Situational awareness, not “stranger danger” is the best strategy for keeping kids safe
The concept of “stranger danger” is a common one for parents to employ when trying to ensure their children are safe.
But that practice is limiting and doesn’t take into account a key factor: If harm is done to a child, it is more likely to be by someone known to the family, and sometimes someone who is trusted.
I know this doesn’t fit the common narrative in our society, but the fact is that predators, particularly sexual predators, tend to be people who are friends or acquaintances. Actual abductions by strangers are rare.
What’s more, there are plenty of times strangers can be helpful to children, such as police officers in uniform or staff members at a zoo if a child is lost.
So what I advocate is situational awareness for children. This approach helps instill in children the need for them to be aware without shifting to paranoia. Children need to be reassured that they are going to be protected but they also need to be empowered to be part of that protection.
It is a good idea to help our children understand their surroundings and what is acceptable in terms of adult behavior.
Emphasize to your children that they can say “no” to an adult when they are uncomfortable or when an adult is trying to force them to do something they know is wrong. Adults never need to ask a child for help. If an adult asks a child for help finding a puppy turn and run away.
Prepare your child for the worst case scenario: If someone tries to grab them, do everything possible – bite, kick, scream, make noise and run as fast as they can – to get away or get attention.

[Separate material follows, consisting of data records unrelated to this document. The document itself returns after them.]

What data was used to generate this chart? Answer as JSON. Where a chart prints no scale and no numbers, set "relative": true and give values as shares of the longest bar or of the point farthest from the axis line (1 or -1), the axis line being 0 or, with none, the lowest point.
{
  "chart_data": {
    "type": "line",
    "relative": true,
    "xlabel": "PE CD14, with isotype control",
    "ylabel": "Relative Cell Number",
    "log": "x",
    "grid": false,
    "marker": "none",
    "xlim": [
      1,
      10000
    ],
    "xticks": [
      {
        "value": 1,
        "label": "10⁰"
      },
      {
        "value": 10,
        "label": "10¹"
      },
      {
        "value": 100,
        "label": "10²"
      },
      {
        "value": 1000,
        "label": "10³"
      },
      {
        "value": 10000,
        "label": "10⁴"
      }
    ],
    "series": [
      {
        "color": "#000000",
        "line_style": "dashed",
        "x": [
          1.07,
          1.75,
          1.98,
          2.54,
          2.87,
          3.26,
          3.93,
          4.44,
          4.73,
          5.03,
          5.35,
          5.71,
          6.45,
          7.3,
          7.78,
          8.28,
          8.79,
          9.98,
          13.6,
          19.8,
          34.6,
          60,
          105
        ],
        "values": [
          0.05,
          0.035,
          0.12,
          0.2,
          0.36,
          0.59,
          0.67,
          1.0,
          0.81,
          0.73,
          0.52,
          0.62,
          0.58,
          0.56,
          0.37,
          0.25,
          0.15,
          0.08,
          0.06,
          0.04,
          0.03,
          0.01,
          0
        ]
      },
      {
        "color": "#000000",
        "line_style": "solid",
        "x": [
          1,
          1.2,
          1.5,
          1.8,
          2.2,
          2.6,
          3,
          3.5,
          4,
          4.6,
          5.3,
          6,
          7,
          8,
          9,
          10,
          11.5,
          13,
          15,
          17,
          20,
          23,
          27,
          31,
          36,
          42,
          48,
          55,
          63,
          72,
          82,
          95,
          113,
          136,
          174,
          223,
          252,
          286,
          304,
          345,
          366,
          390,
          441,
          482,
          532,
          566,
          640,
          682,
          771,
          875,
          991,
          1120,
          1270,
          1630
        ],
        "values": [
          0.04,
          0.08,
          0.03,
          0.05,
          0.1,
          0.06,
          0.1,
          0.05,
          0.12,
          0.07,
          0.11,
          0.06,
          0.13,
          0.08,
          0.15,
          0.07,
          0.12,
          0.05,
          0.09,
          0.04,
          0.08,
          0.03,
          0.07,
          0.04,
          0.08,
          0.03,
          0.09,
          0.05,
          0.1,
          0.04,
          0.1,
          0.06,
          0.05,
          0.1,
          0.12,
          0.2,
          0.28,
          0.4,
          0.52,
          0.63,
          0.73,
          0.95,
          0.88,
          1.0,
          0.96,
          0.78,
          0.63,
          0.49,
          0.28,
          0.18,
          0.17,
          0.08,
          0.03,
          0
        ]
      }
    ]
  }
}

There are practical ways to prepare your child to be aware of surroundings. For one, play memorization games with them to help them pay attention, such as asking what color was the car next to us in the parking lot, or the color of someone’s hair while we were standing in line. It’s a fun way to get their minds focused on awareness. I now find my kids noticing things I didn’t.
Teach kids to introduce themselves to people, look someone in the eye and say their name at least loudly enough to be heard. Why? It shows attention and an appropriate amount of assertiveness. Research shows that offenders tend to choose victims who exhibit victim behavior – not paying attention, head down, walking with no purpose.
Lastly, I want to share a caution with parents about Facebook. It is so tempting to share happy moments but be aware of how information can be used. If you put a picture of your daughter on Facebook wishing her a happy birthday by name, that is all information that can be used to try to entice a child. Limit the information you use and, most importantly, use privacy settings.
While we don’t want to induce paranoia, we want to encourage common sense and paying attention to surroundings as sure ways for parents and children to feel secure.